GueBerita.com – Menteri Ketenagakerjaan, Yassierli, menekankan betapa krusialnya tata kelola yang kokoh sebagai pilar utama untuk meningkatkan mutu layanan di sektor ketenagakerjaan.
Oleh karena itu, Kementerian Ketenagakerjaan (Kemnaker) secara konsisten berupaya memperkuat kerangka tata kelola dan akuntabilitas kinerja. Tujuannya adalah agar setiap program yang dijalankan dapat memberikan manfaat yang lebih substansial bagi seluruh lapisan masyarakat.
“Permasalahan pembangunan yang kompleks seringkali berakar pada isu-isu ketenagakerjaan. Maka dari itu, Kemnaker memegang tanggung jawab besar untuk mampu menyajikan solusi-solusi konkret yang benar-benar dirasakan oleh masyarakat,” tegas Yassierli.
Pernyataan penting ini disampaikan Yassierli saat ia memberikan arahan strategis mengenai Penguatan Tata Kelola dan Akuntabilitas Kinerja. Fokus utamanya adalah untuk mendongkrak nilai Reformasi Birokrasi, Sistem Akuntabilitas Kinerja Instansi Pemerintah (SAKIP), dan Zona Integritas (ZI) di lingkungan Kemnaker. Acara ini diselenggarakan di Jakarta pada hari Rabu, 3 Juni 2026.
Yassierli menjelaskan bahwa cakupan tugas dan fungsi Kemnaker sangatlah luas dan beragam. Mulai dari proses penyiapan tenaga kerja yang memiliki kompetensi tinggi, upaya perluasan kesempatan kerja, hingga perlindungan hak-hak para pekerja. Tidak ketinggalan pula, penyelesaian berbagai bentuk perselisihan yang mungkin timbul dalam hubungan industrial.

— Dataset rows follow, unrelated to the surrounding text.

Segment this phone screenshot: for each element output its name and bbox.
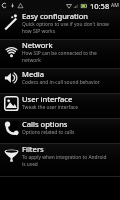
staticText: 10:58 xyxy=(90,1,110,11)
button[interactable]: Filters xyxy=(0,144,120,177)
staticText: User interface xyxy=(22,94,73,104)
button[interactable]: Calls options xyxy=(0,119,120,144)
staticText: Calls options xyxy=(22,119,68,129)
button[interactable]: User interface xyxy=(0,94,120,119)
staticText: Codecs and in-call sound behavior xyxy=(22,79,100,86)
staticText: Options related to calls xyxy=(22,129,75,136)
button[interactable]: Media xyxy=(0,69,120,94)
button[interactable]: Easy configuration xyxy=(0,11,120,40)
staticText: Filters xyxy=(22,144,44,154)
staticText: Media xyxy=(22,69,45,79)
staticText: AM xyxy=(111,2,119,9)
staticText: Easy configuration xyxy=(22,11,89,21)
staticText: Network xyxy=(22,40,53,50)
button[interactable]: Network xyxy=(0,40,120,69)
staticText: How SIP can be connected to the network xyxy=(22,50,110,63)
staticText: Tweak the user interface xyxy=(22,104,78,111)
staticText: To apply when integration to Android is … xyxy=(22,154,110,167)
staticText: Quick options to use if you don't know h… xyxy=(22,21,110,34)
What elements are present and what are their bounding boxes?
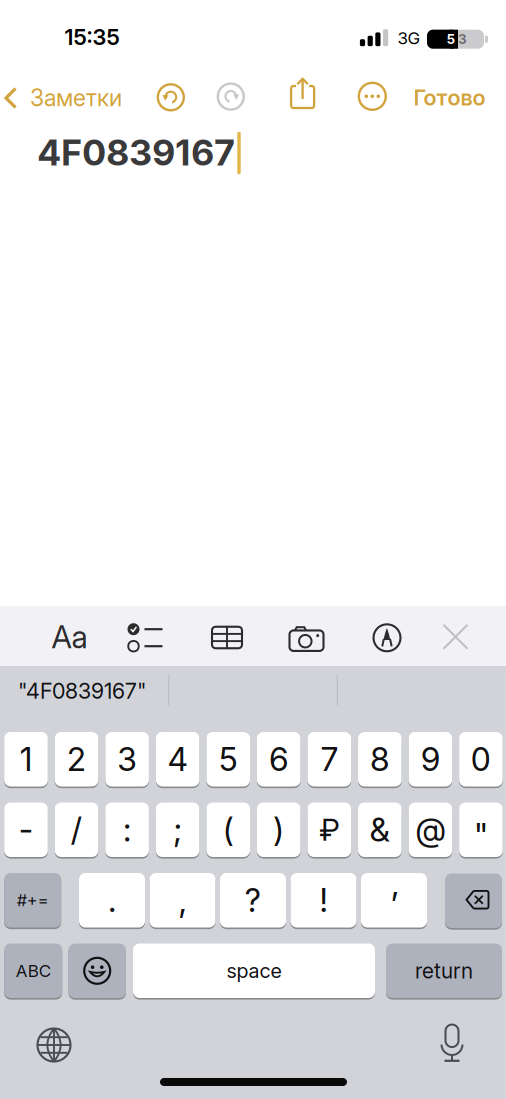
button[interactable]: 7 xyxy=(308,731,351,788)
button[interactable]: - xyxy=(4,802,48,858)
button[interactable] xyxy=(68,942,126,999)
staticText: 0 xyxy=(470,740,491,779)
button[interactable]: , xyxy=(150,872,216,928)
button[interactable] xyxy=(32,1023,76,1067)
button[interactable]: 8 xyxy=(358,731,402,788)
button[interactable] xyxy=(434,615,478,659)
staticText: 1 xyxy=(20,740,32,779)
button[interactable] xyxy=(123,616,167,660)
button[interactable] xyxy=(205,615,249,659)
staticText: 5 xyxy=(446,31,456,47)
staticText: . xyxy=(108,881,116,920)
staticText: @ xyxy=(415,810,446,849)
staticText: ’ xyxy=(390,885,398,924)
staticText: 4F0839167 xyxy=(37,131,235,174)
button[interactable] xyxy=(445,872,502,929)
button[interactable]: @ xyxy=(409,802,452,858)
staticText: #+= xyxy=(17,890,49,910)
button[interactable]: ; xyxy=(156,802,199,858)
staticText: Готово xyxy=(414,84,486,111)
button[interactable]: 5 xyxy=(206,731,250,788)
staticText: "4F0839167" xyxy=(18,678,146,704)
staticText: 15:35 xyxy=(64,24,120,50)
button[interactable]: ( xyxy=(206,802,250,858)
button[interactable]: Заметки xyxy=(0,68,130,128)
staticText: & xyxy=(369,810,390,849)
staticText: return xyxy=(415,958,473,983)
button[interactable] xyxy=(284,616,328,660)
staticText: ; xyxy=(173,810,183,849)
staticText: ₽ xyxy=(319,811,339,848)
button[interactable]: : xyxy=(105,802,149,858)
staticText: / xyxy=(70,810,82,849)
button[interactable]: return xyxy=(386,942,502,999)
staticText: , xyxy=(178,881,187,920)
button[interactable]: ABC xyxy=(4,942,62,999)
staticText: ! xyxy=(319,881,328,920)
staticText: 9 xyxy=(420,740,440,779)
button[interactable]: & xyxy=(358,802,402,858)
staticText: ( xyxy=(222,810,234,849)
button[interactable]: #+= xyxy=(4,872,61,928)
staticText: " xyxy=(473,816,488,855)
button[interactable]: Aa xyxy=(40,609,100,665)
button[interactable]: Готово xyxy=(390,76,506,120)
staticText: 5 xyxy=(218,740,238,779)
button[interactable]: 9 xyxy=(409,731,452,788)
button[interactable]: ₽ xyxy=(308,802,351,858)
button[interactable] xyxy=(365,616,409,660)
staticText: 2 xyxy=(66,740,86,779)
button[interactable]: space xyxy=(133,942,375,999)
button[interactable]: ) xyxy=(257,802,300,858)
staticText: ) xyxy=(273,810,285,849)
button[interactable]: 0 xyxy=(459,731,503,788)
staticText: Aa xyxy=(52,618,88,656)
button[interactable]: ’ xyxy=(361,872,427,928)
button[interactable]: / xyxy=(55,802,98,858)
button[interactable] xyxy=(355,79,389,113)
staticText: ABC xyxy=(16,960,51,981)
staticText: space xyxy=(226,959,282,983)
button[interactable] xyxy=(154,80,188,114)
staticText: 6 xyxy=(269,740,289,779)
button[interactable]: . xyxy=(79,872,145,928)
staticText: - xyxy=(18,810,34,849)
button[interactable]: 2 xyxy=(55,731,98,788)
button[interactable] xyxy=(286,76,320,116)
staticText: 3 xyxy=(117,740,137,779)
staticText: 3 xyxy=(458,31,467,47)
button[interactable]: "4F0839167" xyxy=(0,663,168,719)
button[interactable]: ! xyxy=(290,872,356,928)
button[interactable]: 4 xyxy=(156,731,199,788)
staticText: 4 xyxy=(167,740,188,779)
staticText: Заметки xyxy=(30,84,122,112)
button[interactable]: " xyxy=(459,802,503,858)
button[interactable] xyxy=(430,1023,474,1067)
staticText: 7 xyxy=(320,740,338,779)
staticText: : xyxy=(123,810,132,849)
staticText: 8 xyxy=(370,740,390,779)
button[interactable]: 6 xyxy=(257,731,300,788)
button[interactable]: 3 xyxy=(105,731,149,788)
button[interactable]: ? xyxy=(220,872,286,928)
button[interactable] xyxy=(214,80,248,114)
staticText: 3G xyxy=(398,28,420,48)
staticText: ? xyxy=(244,881,262,920)
button[interactable]: 1 xyxy=(4,731,48,788)
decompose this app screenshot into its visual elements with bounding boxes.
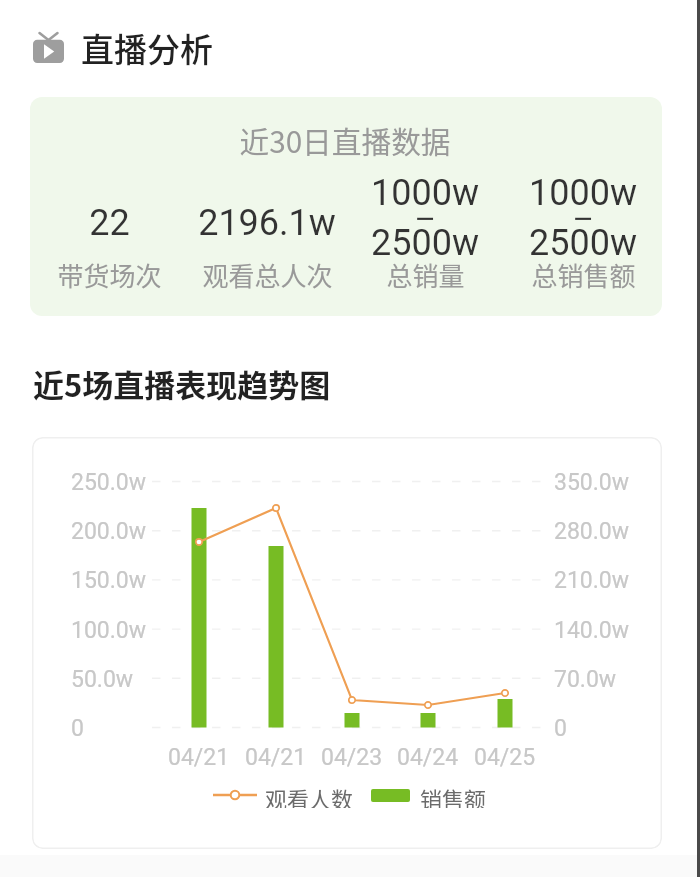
staticText: 1000w － 2500w	[529, 172, 637, 256]
staticText: 总销售额	[531, 256, 636, 294]
button[interactable]: Live broadcast	[33, 33, 64, 63]
staticText: 350.0w	[554, 469, 630, 496]
staticText: 50.0w	[71, 666, 134, 693]
staticText: 140.0w	[554, 617, 630, 644]
staticText: 100.0w	[71, 617, 147, 644]
staticText: 70.0w	[554, 666, 617, 693]
staticText: 04/25	[474, 744, 536, 771]
staticText: 近30日直播数据	[30, 119, 661, 162]
staticText: 04/23	[321, 744, 383, 771]
staticText: 带货场次	[57, 256, 162, 294]
staticText: 销售额	[420, 782, 487, 808]
button[interactable]: 观看人数	[213, 782, 354, 808]
staticText: 0	[71, 715, 84, 742]
staticText: 200.0w	[71, 518, 147, 545]
button[interactable]: 近30日直播数据	[30, 97, 662, 316]
staticText: 210.0w	[554, 567, 630, 594]
staticText: 2196.1w	[198, 202, 336, 244]
staticText: 总销量	[386, 256, 465, 294]
staticText: 250.0w	[71, 469, 147, 496]
staticText: 280.0w	[554, 518, 630, 545]
staticText: 观看人数	[265, 782, 354, 808]
staticText: 04/21	[245, 744, 307, 771]
button[interactable]: 销售额	[371, 782, 487, 808]
staticText: 150.0w	[71, 567, 147, 594]
staticText: 近5场直播表现趋势图	[33, 361, 331, 406]
staticText: 04/21	[168, 744, 230, 771]
staticText: 04/24	[397, 744, 459, 771]
staticText: 1000w － 2500w	[371, 172, 479, 256]
staticText: 0	[554, 715, 567, 742]
staticText: 22	[89, 202, 130, 244]
staticText: 直播分析	[81, 24, 213, 72]
staticText: 观看总人次	[202, 256, 333, 294]
button[interactable]: 250.0w	[32, 437, 662, 849]
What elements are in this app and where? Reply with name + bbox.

“Dengan rentang tugas yang begitu lebar, penguatan pada aspek tata kelola dan akuntabilitas kinerja menjadi elemen yang sangat vital. Hal ini penting untuk memastikan bahwa setiap program yang dicanangkan dapat berjalan dengan optimal dan mampu memberikan dampak positif yang nyata bagi masyarakat,” imbuhnya.
Untuk mewujudkan tujuan tersebut, Kemnaker secara berkelanjutan memperkuat program-program yang secara khusus berorientasi pada peningkatan kualitas Sumber Daya Manusia (SDM) tenaga kerja.
Salah satu inisiatif konkret yang dilakukan adalah melalui perluasan akses terhadap pelatihan vokasi. Program ini dirancang untuk meningkatkan kesiapan kerja para lulusan Sekolah Menengah Atas (SMA) dan Sekolah Menengah Kejuruan (SMK), sekaligus memastikan kompetensi tenaga kerja yang ada selaras dengan tuntutan dan kebutuhan industri saat ini.
Upaya perluasan pelatihan ini kemudian dilengkapi dengan optimalisasi layanan penempatan tenaga kerja. Tujuannya adalah untuk memfasilitasi agar para lulusan pelatihan dapat segera terserap ke dalam pasar kerja, sehingga mempercepat siklus produktivitas mereka.
Selain itu, Kemnaker juga terus melakukan evaluasi mendalam terhadap berbagai regulasi yang ada. Proses evaluasi ini dilakukan guna menciptakan sebuah ekosistem ketenagakerjaan yang lebih dinamis dan mampu beradaptasi dengan cepat terhadap perubahan.
Berbagai ketentuan yang selama ini dinilai berpotensi menghambat kelancaran pelayanan publik sedang dikaji ulang. Harapannya adalah agar regulasi tersebut dapat disederhanakan, menjadi lebih efektif, dan yang terpenting, mampu menjawab secara presisi kebutuhan baik dari masyarakat maupun dari sektor dunia usaha.